There was nothing he hated more than when he failed to find the clues he needed. The more corpses he examined, the more he realized how little he really knew. Everyone else thought he had magical powers when he was actually learning the extent of his ignorance. He’d grow desperate sometimes—if there was a symptom he couldn’t make sense of, a corpse that wouldn’t give up its secrets, a scar whose origin he couldn’t figure out. Each time he came to an impasse, he remembered Feng and the man’s attention to detail. Feng had taught Cí things he never would have learned in university—but, surprisingly, he was also learning from Xu.
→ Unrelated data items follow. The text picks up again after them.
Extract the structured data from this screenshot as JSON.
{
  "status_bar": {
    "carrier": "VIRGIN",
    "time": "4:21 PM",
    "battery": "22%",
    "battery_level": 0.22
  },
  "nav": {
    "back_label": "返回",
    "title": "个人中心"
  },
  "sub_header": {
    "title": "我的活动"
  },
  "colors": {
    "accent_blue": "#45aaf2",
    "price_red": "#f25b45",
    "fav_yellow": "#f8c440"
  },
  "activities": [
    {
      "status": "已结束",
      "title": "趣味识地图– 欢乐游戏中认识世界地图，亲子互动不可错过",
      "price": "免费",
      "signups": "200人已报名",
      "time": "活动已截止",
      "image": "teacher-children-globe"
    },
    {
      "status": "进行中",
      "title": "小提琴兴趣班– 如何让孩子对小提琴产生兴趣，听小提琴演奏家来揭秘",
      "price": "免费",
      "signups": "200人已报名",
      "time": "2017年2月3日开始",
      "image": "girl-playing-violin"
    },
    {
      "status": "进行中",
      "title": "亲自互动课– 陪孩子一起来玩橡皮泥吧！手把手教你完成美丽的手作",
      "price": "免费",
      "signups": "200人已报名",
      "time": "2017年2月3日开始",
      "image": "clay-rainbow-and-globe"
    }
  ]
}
Xu had some expertise when it came to the dead. He knew how to figure out how bruises might have come about and how to discern what job a person had done. He’d developed a familiarity with corpses though years working at the cemetery and helping with cremations at the Buddhist monastery; he’d even worked at one time as a gravedigger at the prisons in Sichuan, where torture and death were commonplace. He had much of the practical experience Cí lacked.

“Did I see executions there!” he bragged. “Proper killings they were—none of this kid stuff. If prisoners’ families didn’t bring them food, neither did the government.”

Of course, this reminded Cí of Lu’s awful death. It was some comfort to know it probably wouldn’t have been any better for him if he had survived and made it to Sichuan.

Cí, as hungry for knowledge as ever, tried to glean as much information from Xu as he could, but he also had to study if he was to stand a chance with the Imperial exams. As winter approached, he mentioned to Xu that he wanted to buy more books.

“Fine by me,” said Xu. “But it comes out of your wages.”

Even though the price of food and medicine was rising, Cí still had ample money to keep Third fed and medicated. He could get the books, but after working such long days he didn’t have much time to study.